78. Sonuç olarak el konulan otobüsün müsadere edilemeyeceğinin
anlaşılmasına ve başvurucunun finansal kiracısı olduğu otobüsün sicil kaydına
şerh konulmak suretiyle daha az zarara yol açabilecek bir yolun da varlığına
rağmen yargılama sonuna kadar otobüse fiilen alıkonulması şeklindeki
müdahalenin ölçülülük anlamında gereklilik ölçütünü sağlamadığı
anlaşılmaktadır. Bunun yanında el konulan otobüsün derece mahkemelerince iyi
niyetli üçüncü kişi konumundaki finansal kiralama Şirketi ile kiracısı olan
başvurucuya ait olduğu tespit edildiği ve ortada tedbirin devamını gerektirir
makul ve haklı bir gerekçe de bulunmadığı hâlde el koyma tedbirinin fiilî
olarak uygulanmasına devam edilmesi ve iade hükmünün infazı kesinleşme şartına
bağlanarak mülkiyetin kısıtlanma süresinin uzamasına neden olunması orantılı da
değildir. Bu durumda tedbirin uygulanmasında meşru bir amacın mevcut olduğu ve
bu alanda kamu makamlarının geniş bir takdir yetkisinin de bulunduğu kabul
edilmekle birlikte somut olay bağlamında başvurucunun mülkiyet hakkına yapılan
müdahaleyle başvurucuya şahsi olarak aşırı ve orantısız bir külfet
yüklenmiştir. Dolayısıyla başvurucunun mülkiyet hakkı ile kamu yararı arasında
olması gereken adil dengenin başvurucu aleyhine bozulduğu sonucuna varılmıştır.

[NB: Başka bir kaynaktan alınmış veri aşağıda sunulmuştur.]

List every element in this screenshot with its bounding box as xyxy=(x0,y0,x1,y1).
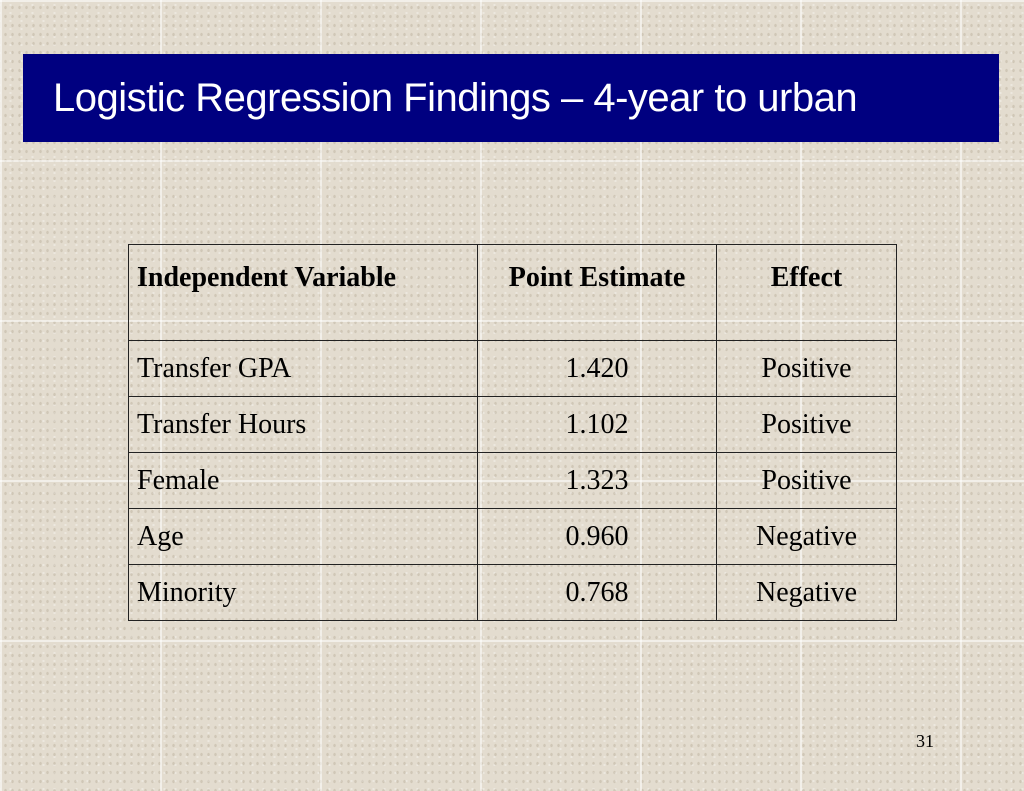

79. Açıklanan nedenlerle Anayasa’nın 35. maddesinde güvence
altına alınan mülkiyet hakkının ihlal edildiğine karar verilmesi gerekir.
3. 6216 Sayılı Kanun'un
50. Maddesi Yönünden
80. 30/3/2011 tarihli ve 6216 sayılı Anayasa Mahkemesinin
Kuruluşu ve Yargılama Usulleri Hakkında Kanun’un 50. maddesinin (1) ve (2)

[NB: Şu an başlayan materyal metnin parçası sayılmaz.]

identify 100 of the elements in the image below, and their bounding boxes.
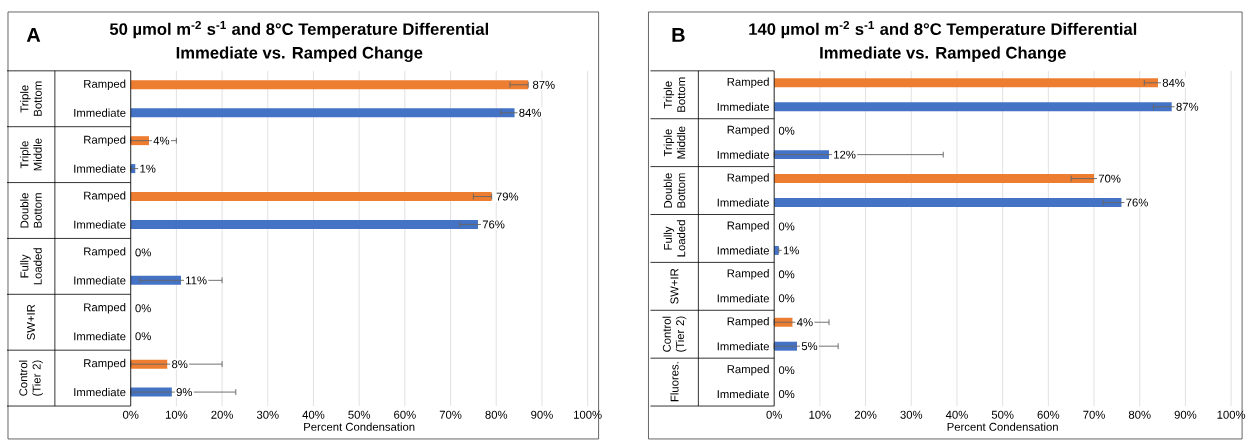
x-tick-label: 100% [574, 410, 602, 419]
y-tick-label: Immediate [717, 246, 769, 255]
text: A [26, 28, 41, 42]
x-tick-label: 80% [485, 410, 508, 419]
bar [130, 80, 529, 90]
data-label: 12% [834, 150, 856, 159]
text: Triple Middle [20, 138, 42, 171]
y-tick-label: Immediate [717, 342, 769, 351]
data-label: 76% [482, 220, 505, 229]
y-tick-label: Immediate [74, 108, 126, 117]
text: Triple Bottom [663, 77, 686, 112]
data-label: 1% [783, 246, 799, 255]
data-label: 0% [778, 126, 795, 135]
x-tick-label: 0% [122, 410, 139, 419]
bar [774, 78, 1158, 88]
data-label: 0% [135, 248, 151, 257]
y-tick-label: Immediate [74, 164, 126, 173]
text: Fluores. [670, 362, 679, 402]
x-tick-label: 30% [256, 410, 279, 419]
x-tick-label: 60% [394, 410, 416, 419]
x-tick-label: 70% [439, 410, 462, 419]
text: Triple Middle [663, 126, 686, 159]
y-tick-label: Ramped [84, 358, 126, 370]
x-tick-label: 100% [1217, 410, 1246, 419]
bar [130, 275, 181, 285]
x-tick-label: 60% [1037, 410, 1060, 419]
data-label: 84% [1162, 78, 1185, 87]
text: Double Bottom [663, 173, 686, 208]
data-label: 4% [153, 136, 170, 145]
y-tick-label: Immediate [717, 294, 769, 303]
data-label: 11% [186, 276, 207, 285]
data-label: 0% [778, 390, 795, 399]
data-label: 8% [172, 360, 188, 369]
bar [774, 174, 1095, 184]
data-label: 5% [801, 342, 818, 351]
data-label: 0% [778, 294, 795, 303]
x-tick-label: 90% [1174, 410, 1197, 419]
data-label: 0% [135, 332, 151, 341]
y-tick-label: Ramped [727, 173, 769, 184]
text: Double Bottom [20, 193, 42, 228]
y-tick-label: Immediate [74, 332, 126, 341]
chart-title: 140 µmol m$^{-2}$ s$^{-1}$ and 8°C Temperature Differential [749, 20, 1137, 39]
text: Fully Loaded [663, 220, 686, 257]
y-tick-label: Ramped [727, 364, 769, 376]
data-label: 9% [176, 388, 193, 397]
text: B [672, 28, 685, 42]
y-tick-label: Immediate [74, 387, 126, 397]
y-tick-label: Immediate [717, 102, 769, 111]
data-label: 0% [778, 270, 795, 279]
text: Control (Tier 2) [19, 360, 43, 396]
y-tick-label: Ramped [727, 316, 769, 328]
x-tick-label: 90% [531, 410, 553, 419]
data-label: 1% [140, 164, 156, 173]
y-tick-label: Immediate [717, 150, 769, 159]
x-tick-label: 80% [1128, 410, 1151, 419]
data-label: 87% [532, 80, 555, 89]
x-tick-label: 70% [1083, 410, 1105, 419]
y-tick-label: Ramped [84, 247, 126, 258]
y-tick-label: Immediate [74, 220, 126, 229]
y-tick-label: Ramped [84, 303, 126, 314]
x-tick-label: 30% [900, 410, 923, 419]
data-label: 0% [778, 366, 795, 375]
x-tick-label: 40% [302, 410, 325, 419]
y-tick-label: Immediate [74, 276, 126, 285]
x-tick-label: 40% [945, 410, 968, 419]
x-axis-title: Percent Condensation [304, 422, 415, 431]
y-tick-label: Ramped [84, 191, 126, 202]
x-tick-label: 10% [809, 410, 831, 419]
y-tick-label: Ramped [727, 125, 769, 136]
text: Triple Bottom [20, 81, 42, 116]
data-label: 76% [1126, 198, 1148, 207]
x-tick-label: 0% [766, 410, 782, 419]
data-label: 87% [1176, 102, 1199, 111]
y-tick-label: Ramped [84, 135, 126, 146]
x-tick-label: 20% [211, 410, 234, 419]
text: Fully Loaded [20, 248, 42, 285]
text: SW+IR [670, 268, 679, 304]
x-axis-title: Percent Condensation [947, 422, 1058, 431]
x-tick-label: 10% [165, 410, 188, 419]
y-tick-label: Ramped [727, 221, 769, 232]
data-label: 70% [1098, 174, 1121, 183]
x-tick-label: 50% [348, 410, 371, 419]
chart-title: 50 µmol m$^{-2}$ s$^{-1}$ and 8°C Temperature Differential [109, 20, 489, 39]
data-label: 4% [796, 318, 813, 327]
y-tick-label: Ramped [84, 79, 126, 91]
x-tick-label: 20% [854, 410, 877, 419]
data-label: 0% [778, 222, 795, 231]
y-tick-label: Ramped [727, 269, 769, 280]
text: SW+IR [26, 304, 35, 340]
y-tick-label: Ramped [727, 77, 769, 89]
chart-subtitle: Immediate vs. Ramped Change [820, 46, 1066, 63]
bar [130, 108, 515, 118]
data-label: 84% [519, 108, 542, 117]
chart-subtitle: Immediate vs. Ramped Change [176, 46, 423, 63]
y-tick-label: Immediate [717, 389, 769, 399]
text: Control (Tier 2) [662, 316, 687, 352]
data-label: 0% [135, 304, 151, 313]
y-tick-label: Immediate [717, 198, 769, 207]
bar [130, 192, 492, 202]
data-label: 79% [496, 192, 519, 201]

numaralı fıkraları şöyledir:
“(1) Esas inceleme sonunda, başvurucunun
hakkının ihlal edildiğine ya da edilmediğine karar verilir. İhlal kararı
verilmesi hâlinde ihlalin ve sonuçlarının ortadan kaldırılması için yapılması
gerekenlere hükmedilir…
(2) Tespit edilen ihlal bir mahkeme kararından
kaynaklanmışsa, ihlali ve sonuçlarını ortadan kaldırmak için yeniden yargılama
yapmak üzere dosya ilgili mahkemeye gönderilir. Yeniden yargılama yapılmasında
hukuki yarar bulunmayan hâllerde başvurucu lehine tazminata hükmedilebilir veya
genel mahkemelerde dava açılması yolu gösterilebilir. Yeniden yargılama
yapmakla yükümlü mahkeme, Anayasa Mahkemesinin ihlal kararında açıkladığı
ihlali ve sonuçlarını ortadan kaldıracak şekilde mümkünse dosya üzerinden karar
verir.”
81. Başvurucu, ihlallerin tespiti ile tazminat taleplerinde
bulunmuştur.
82. Başvuruda mülkiyet hakkının ihlal edildiği sonucuna
varılmıştır.
83. Mülkiyet hakkının ihlalinin sonuçlarının ortadan
kaldırılması için yeniden yargılama yapılmasında hukuki yarar bulunduğundan
kararın bir örneğinin yeniden yargılama yapılmak üzere İstanbul Anadolu 2. Ağır
Ceza Mahkemesine gönderilmesine karar verilmesi gerekir.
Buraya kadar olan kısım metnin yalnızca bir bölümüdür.